There are several claims which are not true about this function:
- The function does not “represent” our desires/goals for good classification over 96x96 grayscale images, in the sense of having the same type signature as those desires,
- Similarly, the function cannot be “aligned” or “unaligned” with our desires/goals, except insofar as it tends to provide cognitive updates which push agents towards their human-intended purposes (like classifying images).
I messaged you two docs which I’ve written on the subject recently.
- Ramana Kumar 30 Aug 2022 13:35 UTC
  LW: 3 AF: 1
  3
  AF Parent
  Hm, no, not really.
  OK let’s start here then. If what I really want is an AI that plays tic-tac-toe (TTT) in the real world well, what exactly is wrong with saying the reward function I described above captures what I really want?
  There are several claims which are not true about this function:
  Neither of those claims seemed right to me. Can you say what the type signature of our desires (e.g., for good classification over grayscale images) is? [I presume the problem you’re getting at isn’t as simple as wanting desires to look like (image, digit-label, goodness) tuples as opposed to(image, correct digit-label) tuples.]

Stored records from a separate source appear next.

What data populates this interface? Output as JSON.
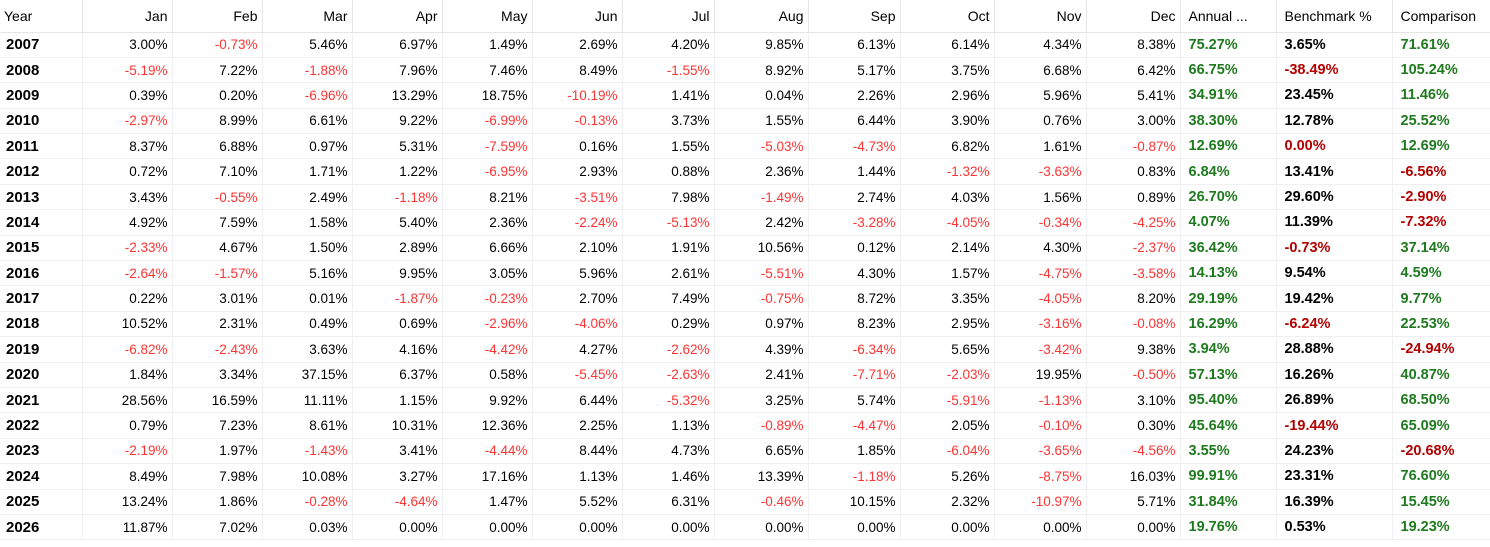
{
  "columns": [
    "Year",
    "Jan",
    "Feb",
    "Mar",
    "Apr",
    "May",
    "Jun",
    "Jul",
    "Aug",
    "Sep",
    "Oct",
    "Nov",
    "Dec",
    "Annual ...",
    "Benchmark %",
    "Comparison"
  ],
  "colors": {
    "positive_month": "#000000",
    "negative_month": "#ff3333",
    "positive_summary": "#1f7a1f",
    "negative_summary": "#b30000"
  },
  "rows": [
    {
      "year": "2007",
      "months": [
        "3.00%",
        "-0.73%",
        "5.46%",
        "6.97%",
        "1.49%",
        "2.69%",
        "4.20%",
        "9.85%",
        "6.13%",
        "6.14%",
        "4.34%",
        "8.38%"
      ],
      "annual": "75.27%",
      "benchmark": "3.65%",
      "comparison": "71.61%"
    },
    {
      "year": "2008",
      "months": [
        "-5.19%",
        "7.22%",
        "-1.88%",
        "7.96%",
        "7.46%",
        "8.49%",
        "-1.55%",
        "8.92%",
        "5.17%",
        "3.75%",
        "6.68%",
        "6.42%"
      ],
      "annual": "66.75%",
      "benchmark": "-38.49%",
      "comparison": "105.24%"
    },
    {
      "year": "2009",
      "months": [
        "0.39%",
        "0.20%",
        "-6.96%",
        "13.29%",
        "18.75%",
        "-10.19%",
        "1.41%",
        "0.04%",
        "2.26%",
        "2.96%",
        "5.96%",
        "5.41%"
      ],
      "annual": "34.91%",
      "benchmark": "23.45%",
      "comparison": "11.46%"
    },
    {
      "year": "2010",
      "months": [
        "-2.97%",
        "8.99%",
        "6.61%",
        "9.22%",
        "-6.99%",
        "-0.13%",
        "3.73%",
        "1.55%",
        "6.44%",
        "3.90%",
        "0.76%",
        "3.00%"
      ],
      "annual": "38.30%",
      "benchmark": "12.78%",
      "comparison": "25.52%"
    },
    {
      "year": "2011",
      "months": [
        "8.37%",
        "6.88%",
        "0.97%",
        "5.31%",
        "-7.59%",
        "0.16%",
        "1.55%",
        "-5.03%",
        "-4.73%",
        "6.82%",
        "1.61%",
        "-0.87%"
      ],
      "annual": "12.69%",
      "benchmark": "0.00%",
      "comparison": "12.69%"
    },
    {
      "year": "2012",
      "months": [
        "0.72%",
        "7.10%",
        "1.71%",
        "1.22%",
        "-6.95%",
        "2.93%",
        "0.88%",
        "2.36%",
        "1.44%",
        "-1.32%",
        "-3.63%",
        "0.83%"
      ],
      "annual": "6.84%",
      "benchmark": "13.41%",
      "comparison": "-6.56%"
    },
    {
      "year": "2013",
      "months": [
        "3.43%",
        "-0.55%",
        "2.49%",
        "-1.18%",
        "8.21%",
        "-3.51%",
        "7.98%",
        "-1.49%",
        "2.74%",
        "4.03%",
        "1.56%",
        "0.89%"
      ],
      "annual": "26.70%",
      "benchmark": "29.60%",
      "comparison": "-2.90%"
    },
    {
      "year": "2014",
      "months": [
        "4.92%",
        "7.59%",
        "1.58%",
        "5.40%",
        "2.36%",
        "-2.24%",
        "-5.13%",
        "2.42%",
        "-3.28%",
        "-4.05%",
        "-0.34%",
        "-4.25%"
      ],
      "annual": "4.07%",
      "benchmark": "11.39%",
      "comparison": "-7.32%"
    },
    {
      "year": "2015",
      "months": [
        "-2.33%",
        "4.67%",
        "1.50%",
        "2.89%",
        "6.66%",
        "2.10%",
        "1.91%",
        "10.56%",
        "0.12%",
        "2.14%",
        "4.30%",
        "-2.37%"
      ],
      "annual": "36.42%",
      "benchmark": "-0.73%",
      "comparison": "37.14%"
    },
    {
      "year": "2016",
      "months": [
        "-2.64%",
        "-1.57%",
        "5.16%",
        "9.95%",
        "3.05%",
        "5.96%",
        "2.61%",
        "-5.51%",
        "4.30%",
        "1.57%",
        "-4.75%",
        "-3.58%"
      ],
      "annual": "14.13%",
      "benchmark": "9.54%",
      "comparison": "4.59%"
    },
    {
      "year": "2017",
      "months": [
        "0.22%",
        "3.01%",
        "0.01%",
        "-1.87%",
        "-0.23%",
        "2.70%",
        "7.49%",
        "-0.75%",
        "8.72%",
        "3.35%",
        "-4.05%",
        "8.20%"
      ],
      "annual": "29.19%",
      "benchmark": "19.42%",
      "comparison": "9.77%"
    },
    {
      "year": "2018",
      "months": [
        "10.52%",
        "2.31%",
        "0.49%",
        "0.69%",
        "-2.96%",
        "-4.06%",
        "0.29%",
        "0.97%",
        "8.23%",
        "2.95%",
        "-3.16%",
        "-0.08%"
      ],
      "annual": "16.29%",
      "benchmark": "-6.24%",
      "comparison": "22.53%"
    },
    {
      "year": "2019",
      "months": [
        "-6.82%",
        "-2.43%",
        "3.63%",
        "4.16%",
        "-4.42%",
        "4.27%",
        "-2.62%",
        "4.39%",
        "-6.34%",
        "5.65%",
        "-3.42%",
        "9.38%"
      ],
      "annual": "3.94%",
      "benchmark": "28.88%",
      "comparison": "-24.94%"
    },
    {
      "year": "2020",
      "months": [
        "1.84%",
        "3.34%",
        "37.15%",
        "6.37%",
        "0.58%",
        "-5.45%",
        "-2.63%",
        "2.41%",
        "-7.71%",
        "-2.03%",
        "19.95%",
        "-0.50%"
      ],
      "annual": "57.13%",
      "benchmark": "16.26%",
      "comparison": "40.87%"
    },
    {
      "year": "2021",
      "months": [
        "28.56%",
        "16.59%",
        "11.11%",
        "1.15%",
        "9.92%",
        "6.44%",
        "-5.32%",
        "3.25%",
        "5.74%",
        "-5.91%",
        "-1.13%",
        "3.10%"
      ],
      "annual": "95.40%",
      "benchmark": "26.89%",
      "comparison": "68.50%"
    },
    {
      "year": "2022",
      "months": [
        "0.79%",
        "7.23%",
        "8.61%",
        "10.31%",
        "12.36%",
        "2.25%",
        "1.13%",
        "-0.89%",
        "-4.47%",
        "2.05%",
        "-0.10%",
        "0.30%"
      ],
      "annual": "45.64%",
      "benchmark": "-19.44%",
      "comparison": "65.09%"
    },
    {
      "year": "2023",
      "months": [
        "-2.19%",
        "1.97%",
        "-1.43%",
        "3.41%",
        "-4.44%",
        "8.44%",
        "4.73%",
        "6.65%",
        "1.85%",
        "-6.04%",
        "-3.65%",
        "-4.56%"
      ],
      "annual": "3.55%",
      "benchmark": "24.23%",
      "comparison": "-20.68%"
    },
    {
      "year": "2024",
      "months": [
        "8.49%",
        "7.98%",
        "10.08%",
        "3.27%",
        "17.16%",
        "1.13%",
        "1.46%",
        "13.39%",
        "-1.18%",
        "5.26%",
        "-8.75%",
        "16.03%"
      ],
      "annual": "99.91%",
      "benchmark": "23.31%",
      "comparison": "76.60%"
    },
    {
      "year": "2025",
      "months": [
        "13.24%",
        "1.86%",
        "-0.28%",
        "-4.64%",
        "1.47%",
        "5.52%",
        "6.31%",
        "-0.46%",
        "10.15%",
        "2.32%",
        "-10.97%",
        "5.71%"
      ],
      "annual": "31.84%",
      "benchmark": "16.39%",
      "comparison": "15.45%"
    },
    {
      "year": "2026",
      "months": [
        "11.87%",
        "7.02%",
        "0.03%",
        "0.00%",
        "0.00%",
        "0.00%",
        "0.00%",
        "0.00%",
        "0.00%",
        "0.00%",
        "0.00%",
        "0.00%"
      ],
      "annual": "19.76%",
      "benchmark": "0.53%",
      "comparison": "19.23%"
    }
  ]
}
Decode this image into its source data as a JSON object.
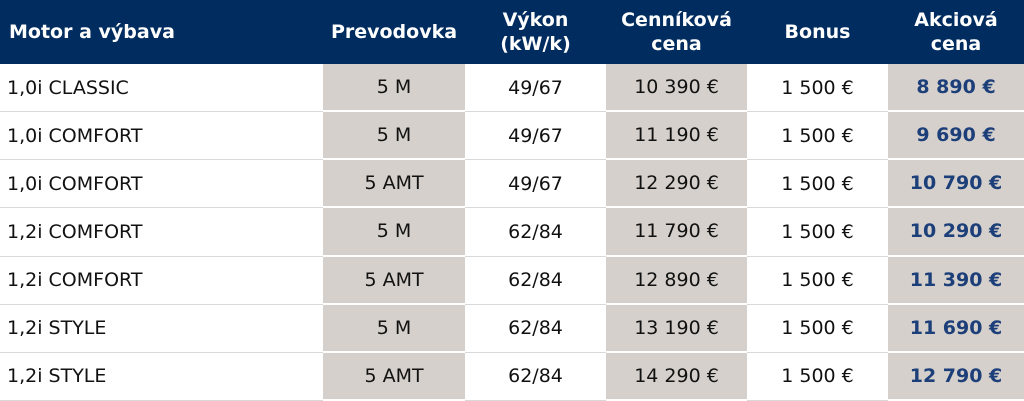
{
  "table": {
    "header": [
      [
        "Motor a výbava"
      ],
      [
        "Prevodovka"
      ],
      [
        "Výkon",
        "(kW/k)"
      ],
      [
        "Cenníková",
        "cena"
      ],
      [
        "Bonus"
      ],
      [
        "Akciová",
        "cena"
      ]
    ],
    "rows": [
      [
        "1,0i CLASSIC",
        "5 M",
        "49/67",
        "10 390 €",
        "1 500 €",
        "8 890 €"
      ],
      [
        "1,0i COMFORT",
        "5 M",
        "49/67",
        "11 190 €",
        "1 500 €",
        "9 690 €"
      ],
      [
        "1,0i COMFORT",
        "5 AMT",
        "49/67",
        "12 290 €",
        "1 500 €",
        "10 790 €"
      ],
      [
        "1,2i COMFORT",
        "5 M",
        "62/84",
        "11 790 €",
        "1 500 €",
        "10 290 €"
      ],
      [
        "1,2i COMFORT",
        "5 AMT",
        "62/84",
        "12 890 €",
        "1 500 €",
        "11 390 €"
      ],
      [
        "1,2i STYLE",
        "5 M",
        "62/84",
        "13 190 €",
        "1 500 €",
        "11 690 €"
      ],
      [
        "1,2i STYLE",
        "5 AMT",
        "62/84",
        "14 290 €",
        "1 500 €",
        "12 790 €"
      ]
    ]
  }
}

  - TurnTrout 6 Sep 2022 23:10 UTC
    LW: 1 AF: 1
    1
    AF Parent
    what exactly is wrong with saying the reward function I described above captures what I really want?
    Well, first of all, that reward function is not outer aligned to TTT, by the following definition:
    “My definition says that an objective function r is outer aligned if all models optimal under r in the limit of perfect optimization and unlimited data are aligned.”
    -- Evan Hubinger, commenting on “Inner Alignment Failures” Which Are Actually Outer Alignment Failures
    There exist models which just wirehead or set the reward to +1 or show themselves a win observation over and over, satisfying that definition and yet not actually playing TTT in any real sense. Even restricted to training, a deceptive agent can play perfect TTT and then, in deployment, kill everyone. (So the TTT-alignment problem is unsolved! Uh oh! But that’s not a problem in reality.)
    So, since reward functions don’t have the type of “goal”, what does it mean to say the real-life reward function “captures” what you want re: TTT, besides the empirical fact that training current models on that reward signal+curriculum will make them play good TTT and nothing else?
    Can you say what the type signature of our desires (e.g., for good classification over grayscale images) is?
    I don’t know, but it’s not that of the loss function! I think “what is the type signature?” isn’t relevant to “the type signature is not that of the loss function”, which is the point I was making. That said—maybe some of my values more strongly bid for plans where the AI has certain kinds of classification behavior?
    My main point is that this “reward/loss indicates what we want” framing just breaks down if you scrutinize it carefully. Reward/loss just gives cognitive updates. It doesn’t have to indicate what we really want, and wishing for such a situation seems incoherent/wrong/misleading as to what we have to solve in alignment.